We see many generic outcomes in call center data mining in the consumer and
professional electronics industry. Outcomes of a generic nature can be good or bad
(from the consumer's perspective) or expected / unexpected (from the servicing
dealer's perspective).

2) Declarations

Declarations are non-generic statements about an interaction within the customer


service continuum. They are often about what someone observed or has experienced:

"My wife felt belittled by the staff"


"I saw the technician hammering on the alternator"

"I arrived at the appointed time, but they would not take the car"

"I saw my car, it was a mess"

"When I took the computer home, it had the same problem"

Declarations are, therefore, non generic statements of observations and


experiences.

3) Desires

Desires are the pure statements about what was hoped for, not what is sought,
which would be redress.

"I wanted it to be ready by x time"

"I had hoped that installation would have gone better"

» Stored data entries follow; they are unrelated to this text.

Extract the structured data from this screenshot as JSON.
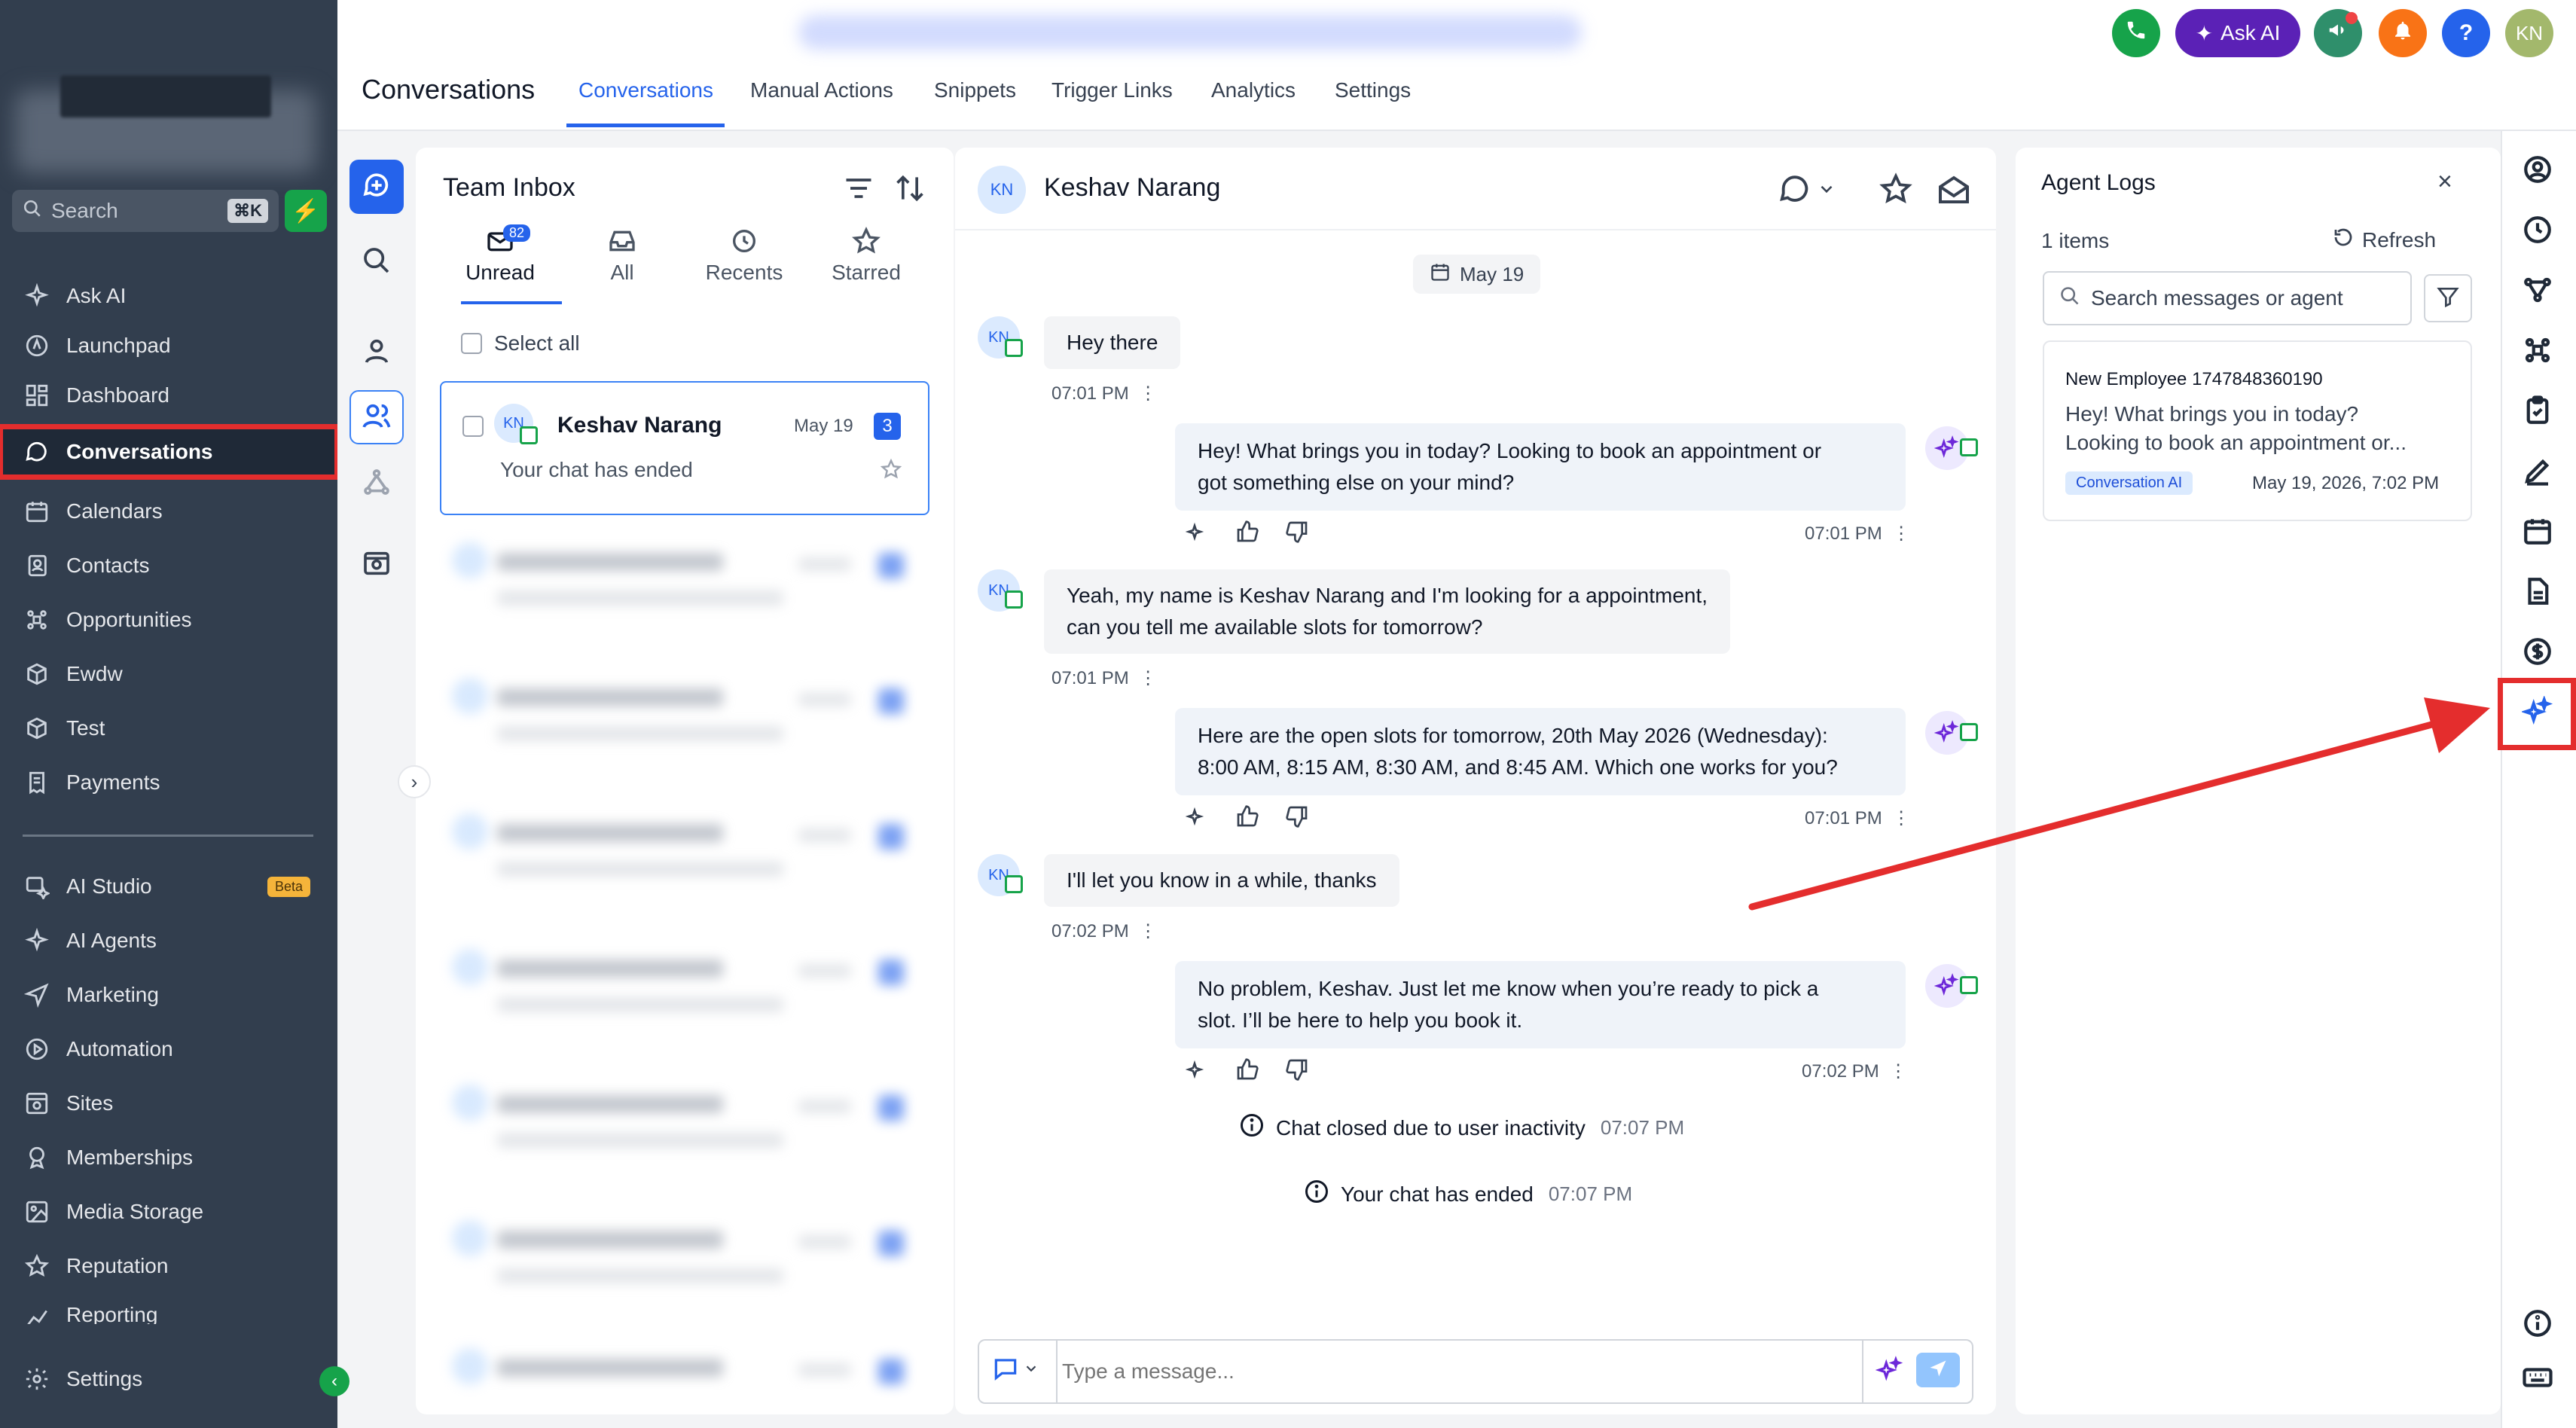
{
  "sidebar": {
    "search_placeholder": "Search",
    "search_shortcut": "⌘K",
    "items": [
      {
        "label": "Ask AI",
        "icon": "sparkle-icon"
      },
      {
        "label": "Launchpad",
        "icon": "rocket-icon"
      },
      {
        "label": "Dashboard",
        "icon": "grid-icon"
      },
      {
        "label": "Conversations",
        "icon": "chat-bubble-icon",
        "active": true
      },
      {
        "label": "Calendars",
        "icon": "calendar-icon"
      },
      {
        "label": "Contacts",
        "icon": "contacts-icon"
      },
      {
        "label": "Opportunities",
        "icon": "opportunities-icon"
      },
      {
        "label": "Ewdw",
        "icon": "cube-icon"
      },
      {
        "label": "Test",
        "icon": "cube-icon"
      },
      {
        "label": "Payments",
        "icon": "receipt-icon"
      }
    ],
    "items2": [
      {
        "label": "AI Studio",
        "icon": "ai-studio-icon",
        "badge": "Beta"
      },
      {
        "label": "AI Agents",
        "icon": "sparkle-icon"
      },
      {
        "label": "Marketing",
        "icon": "send-icon"
      },
      {
        "label": "Automation",
        "icon": "automation-icon"
      },
      {
        "label": "Sites",
        "icon": "sites-icon"
      },
      {
        "label": "Memberships",
        "icon": "membership-icon"
      },
      {
        "label": "Media Storage",
        "icon": "image-icon"
      },
      {
        "label": "Reputation",
        "icon": "star-icon"
      },
      {
        "label": "Reporting",
        "icon": "chart-icon"
      }
    ],
    "settings_label": "Settings"
  },
  "topbar": {
    "title": "Conversations",
    "tabs": [
      "Conversations",
      "Manual Actions",
      "Snippets",
      "Trigger Links",
      "Analytics",
      "Settings"
    ],
    "ask_ai_label": "Ask AI",
    "help_label": "?",
    "user_initials": "KN"
  },
  "inbox": {
    "title": "Team Inbox",
    "filters": [
      {
        "label": "Unread",
        "count": "82"
      },
      {
        "label": "All"
      },
      {
        "label": "Recents"
      },
      {
        "label": "Starred"
      }
    ],
    "select_all": "Select all",
    "conversation": {
      "initials": "KN",
      "name": "Keshav Narang",
      "date": "May 19",
      "count": "3",
      "preview": "Your chat has ended"
    }
  },
  "chat": {
    "contact_initials": "KN",
    "contact_name": "Keshav Narang",
    "date": "May 19",
    "messages": [
      {
        "dir": "in",
        "text": "Hey there",
        "time": "07:01 PM"
      },
      {
        "dir": "out",
        "line1": "Hey! What brings you in today? Looking to book an appointment or",
        "line2": "got something else on your mind?",
        "time": "07:01 PM"
      },
      {
        "dir": "in",
        "line1": "Yeah, my name is Keshav Narang and I'm looking for a appointment,",
        "line2": "can you tell me available slots for tomorrow?",
        "time": "07:01 PM"
      },
      {
        "dir": "out",
        "line1": "Here are the open slots for tomorrow, 20th May 2026 (Wednesday):",
        "line2": "8:00 AM, 8:15 AM, 8:30 AM, and 8:45 AM. Which one works for you?",
        "time": "07:01 PM"
      },
      {
        "dir": "in",
        "text": "I'll let you know in a while, thanks",
        "time": "07:02 PM"
      },
      {
        "dir": "out",
        "line1": "No problem, Keshav. Just let me know when you’re ready to pick a",
        "line2": "slot. I’ll be here to help you book it.",
        "time": "07:02 PM"
      }
    ],
    "system": [
      {
        "text": "Chat closed due to user inactivity",
        "time": "07:07 PM"
      },
      {
        "text": "Your chat has ended",
        "time": "07:07 PM"
      }
    ],
    "composer_placeholder": "Type a message..."
  },
  "agent_logs": {
    "title": "Agent Logs",
    "count": "1 items",
    "refresh": "Refresh",
    "search_placeholder": "Search messages or agent",
    "log": {
      "title": "New Employee 1747848360190",
      "line1": "Hey! What brings you in today?",
      "line2": "Looking to book an appointment or...",
      "tag": "Conversation AI",
      "datetime": "May 19, 2026, 7:02 PM"
    }
  },
  "colors": {
    "sidebar_bg": "#323e4e",
    "accent": "#2563eb",
    "highlight": "#e42d2d",
    "phone_button": "#16a34a",
    "ask_ai_button": "#5b21b6"
  }
}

"I really wanted a solution to this ongoing problem".


Desires are one class of expressions we find that often border on redress without
the specificity and stridency of "outcome seeking language".

4) Redress is the "big daddy" when it comes to targeting change within a services
continuum, but is just really another non-generic declaratory phrase. When
scoring, calculating stochastic values to the dataset, or extracting reports,
Redress detection can be one of the routing parameters for action. For our
purposes of mining multiple corpora for such perceptions and interaction
phraseology, redress gets no special attention, other than it's calculated values
over time, and its integration with other phrasal tokens for the purpose of
assigning value to the overall interactions.

"I want my money back"

"I demand satisfaction"

"We demand that this be addressed"

"shall seek"

"will report..."

One of the problems with detecting redress is the labyrinthine way it can
sometimes be expressed by those who are trying to be polite. Still, the engines
made to cut and detect these phrases will get better, as will the cottage industry
of modular ontologies for phrasal dynamics. Once we see an earlier dynamic, it is
fairly easy to mark the tree for token inclusions that will, ultimately, be
statistically sound enough for providing the kind of output we need.

5) Pronouncements

Pronouncements are composed of decisions and advisories. They are the sign-off
statements of a disgusted customer; we have all been there. As you can see by now,
all of these phrasal markers express certain classes of perceptions and the
results of interactions.

"I will never go there again"


"take m advice, ...."
"I thought x, now I believe Y"
"as a result of x, I am now Y"

A Good Start

There is actually very little new in this type of text classification, except
perhaps the notion of re-targeting the marketing and product definition away from
brand owners and sentiment, and towards brand intermediaries and the significantly
more complex task of creating a hosted decision support tools for these mid-market
companies. Such a tool will use the above mentioned classification to score the
corpus on a brand and product basis, taking into account the program incentives
that are always being offered to these multi-line dealers.

The resulting integration will aid these retailers and distributors by providing
visualizations of the stochastic values of the scored corpus, and relating program
incentive offers to this scored value.